Friday, May 26, 2017

On the way to the Cape.

Tomorrow morning, my wife will load up our small car with a large amount of luggage. We will barely, I'm sure of this, be able to close our trunk. I will get silently pissed at the crap she is bringing and will breathe through my mouth and fulminate. But eventually, we will hit the road and drive the 200 or so miles to Cape Cod.

The first time I drove to the Cape was 42 years ago when I had a 1964 Mercury Parklane with no transmission fluid.

My friend Jack and I had figured out the logistics. Summer in those days was 13 weeks long. If we worked 12 weeks and made $100/week (minimum wage was $2.30/hour) we could afford to spend $100 on a week in Cape Cod and still have enough left over, $1100, for our college expenses.

Jack sat in the bucket seat alongside me, and Freddy stretched out alone in the backseat. Our crap was in the trunk and I had rigged up a portable cassette player through the cigarette lighter and we played tapes of the Beach Boys and the Beatles as I sped up the New England Thruway with the roof down.
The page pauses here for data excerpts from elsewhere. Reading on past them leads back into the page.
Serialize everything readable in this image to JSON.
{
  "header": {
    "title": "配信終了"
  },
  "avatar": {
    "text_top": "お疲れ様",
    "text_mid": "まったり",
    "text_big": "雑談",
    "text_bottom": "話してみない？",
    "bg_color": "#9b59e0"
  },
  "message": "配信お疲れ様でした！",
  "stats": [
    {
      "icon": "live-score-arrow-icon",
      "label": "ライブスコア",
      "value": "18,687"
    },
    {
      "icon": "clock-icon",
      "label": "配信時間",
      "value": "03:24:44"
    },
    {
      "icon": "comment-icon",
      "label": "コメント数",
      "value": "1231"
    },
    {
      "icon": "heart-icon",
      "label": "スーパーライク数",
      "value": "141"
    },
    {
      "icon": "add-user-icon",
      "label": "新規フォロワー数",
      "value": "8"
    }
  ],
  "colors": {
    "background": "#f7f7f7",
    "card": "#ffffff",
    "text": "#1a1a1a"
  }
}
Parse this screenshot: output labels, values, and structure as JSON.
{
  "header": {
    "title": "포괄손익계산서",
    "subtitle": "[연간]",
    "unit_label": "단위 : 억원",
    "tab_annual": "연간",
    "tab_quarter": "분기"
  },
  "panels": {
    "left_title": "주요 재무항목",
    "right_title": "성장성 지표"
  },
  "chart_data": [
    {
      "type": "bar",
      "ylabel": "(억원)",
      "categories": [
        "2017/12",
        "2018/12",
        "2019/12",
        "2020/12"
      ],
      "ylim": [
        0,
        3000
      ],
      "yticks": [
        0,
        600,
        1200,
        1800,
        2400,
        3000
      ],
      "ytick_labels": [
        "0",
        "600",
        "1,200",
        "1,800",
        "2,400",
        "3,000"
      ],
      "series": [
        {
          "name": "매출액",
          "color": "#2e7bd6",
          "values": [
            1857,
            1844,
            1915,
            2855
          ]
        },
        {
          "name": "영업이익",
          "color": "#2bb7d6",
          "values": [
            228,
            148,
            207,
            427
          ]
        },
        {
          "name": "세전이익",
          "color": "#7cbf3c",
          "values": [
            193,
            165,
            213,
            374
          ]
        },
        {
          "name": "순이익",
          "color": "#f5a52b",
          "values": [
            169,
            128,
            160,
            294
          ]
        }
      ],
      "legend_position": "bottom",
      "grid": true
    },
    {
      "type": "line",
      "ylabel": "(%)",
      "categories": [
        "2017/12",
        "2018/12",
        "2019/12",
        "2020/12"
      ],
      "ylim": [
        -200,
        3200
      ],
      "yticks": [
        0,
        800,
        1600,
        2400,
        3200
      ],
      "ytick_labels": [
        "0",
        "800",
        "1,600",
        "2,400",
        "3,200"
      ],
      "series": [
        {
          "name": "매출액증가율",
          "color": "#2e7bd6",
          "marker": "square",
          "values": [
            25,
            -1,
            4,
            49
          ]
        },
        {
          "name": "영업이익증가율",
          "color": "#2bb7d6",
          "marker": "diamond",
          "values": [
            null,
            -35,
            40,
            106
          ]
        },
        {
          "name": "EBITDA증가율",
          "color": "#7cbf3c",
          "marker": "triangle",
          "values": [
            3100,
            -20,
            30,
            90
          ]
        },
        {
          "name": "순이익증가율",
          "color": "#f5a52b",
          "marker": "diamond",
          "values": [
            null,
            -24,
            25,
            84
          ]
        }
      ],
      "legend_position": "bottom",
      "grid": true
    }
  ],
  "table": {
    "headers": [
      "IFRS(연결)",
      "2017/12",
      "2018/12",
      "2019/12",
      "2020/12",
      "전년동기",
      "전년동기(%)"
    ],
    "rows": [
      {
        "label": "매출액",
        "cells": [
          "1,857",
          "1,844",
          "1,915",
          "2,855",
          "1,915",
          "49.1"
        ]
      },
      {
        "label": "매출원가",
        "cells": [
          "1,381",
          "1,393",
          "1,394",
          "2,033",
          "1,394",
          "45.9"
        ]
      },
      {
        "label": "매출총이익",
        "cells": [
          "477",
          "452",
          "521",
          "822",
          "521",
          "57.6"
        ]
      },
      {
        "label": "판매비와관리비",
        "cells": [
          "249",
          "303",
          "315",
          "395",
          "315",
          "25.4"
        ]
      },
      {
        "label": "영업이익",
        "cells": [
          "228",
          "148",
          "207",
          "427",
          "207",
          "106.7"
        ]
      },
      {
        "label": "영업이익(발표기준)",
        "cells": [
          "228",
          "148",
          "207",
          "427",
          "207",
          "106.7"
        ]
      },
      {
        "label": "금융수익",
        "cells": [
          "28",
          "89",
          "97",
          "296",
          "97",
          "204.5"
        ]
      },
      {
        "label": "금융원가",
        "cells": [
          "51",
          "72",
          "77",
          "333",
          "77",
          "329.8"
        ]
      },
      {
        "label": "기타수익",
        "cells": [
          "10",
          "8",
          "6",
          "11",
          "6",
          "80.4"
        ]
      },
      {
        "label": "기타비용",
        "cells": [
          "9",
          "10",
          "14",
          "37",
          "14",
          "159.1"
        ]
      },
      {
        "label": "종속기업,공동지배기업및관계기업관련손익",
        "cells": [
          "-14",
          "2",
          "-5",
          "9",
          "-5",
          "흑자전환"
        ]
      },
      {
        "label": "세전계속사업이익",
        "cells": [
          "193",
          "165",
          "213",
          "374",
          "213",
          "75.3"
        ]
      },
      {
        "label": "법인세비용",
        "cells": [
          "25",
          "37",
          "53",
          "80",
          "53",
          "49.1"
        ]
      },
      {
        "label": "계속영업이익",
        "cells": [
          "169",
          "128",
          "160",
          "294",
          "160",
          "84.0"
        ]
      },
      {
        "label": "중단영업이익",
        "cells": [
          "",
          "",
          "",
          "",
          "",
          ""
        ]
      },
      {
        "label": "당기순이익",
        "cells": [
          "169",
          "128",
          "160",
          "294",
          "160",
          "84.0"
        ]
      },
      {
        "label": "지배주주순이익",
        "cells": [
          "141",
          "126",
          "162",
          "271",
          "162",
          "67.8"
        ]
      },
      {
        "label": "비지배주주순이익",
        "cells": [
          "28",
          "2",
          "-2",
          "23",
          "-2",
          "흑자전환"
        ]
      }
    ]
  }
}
We were 17. Full of muscles and youth and fear and hope. We were friends as only 17-year-old boys can be friends and we were happy to be together, like fish in a school, but sad, too, because this, we knew somehow, was our last hurrah. We'd be going off to different colleges (I'd be going off to Saltillo to play ball) and we knew we'd never have friends like these friends, ever again. No one ever does.

We drove up in the sunshine and the laughter and the loneliness and unknown. Six hours after leaving New York we arrived at a ticky-tacky motel, with a small heated pool in-front and balconies strewn with colorful striped towels hung out to dry in the sea air. We were meeting others up there and seven of us collected in a kitchenette then ran across the asphalt to the small beach across from the motel.

We drank beer and ate meatball subs and played wiffle-ball for hours and swam in the too-cold-sea and looked for long-limbed blondes with no parents about, and, we hoped, as happy and sad and full and as lonely as we were. 

Happy Memorial Day.

Dear friends and readers,

I'm taking the next week or so off from work. Next week is Ad Aged's 10th anniversary, so I will continue posting as I have so assiduously since 2007. But it's not unlikely that I will not be writing, while I am away, as often and as regularly as I usually do.

I'll be back in the office, hopefully renewed on June 5.

Have a safe and peaceful Memorial Day.

Thursday, May 25, 2017

How to write the perfect headline. A demonstration.

Some time, some time soon, some bright-eyed agency person, or enthusiastic go-getter on the client side, or some be-whiskered futurist somewhere will declare "the death of copywriting."

They will talk about a program of artificial intelligence that will spit out headlines laden with computer-selected words that have been PROVEN to stop people in their tracks and lead directly to sales.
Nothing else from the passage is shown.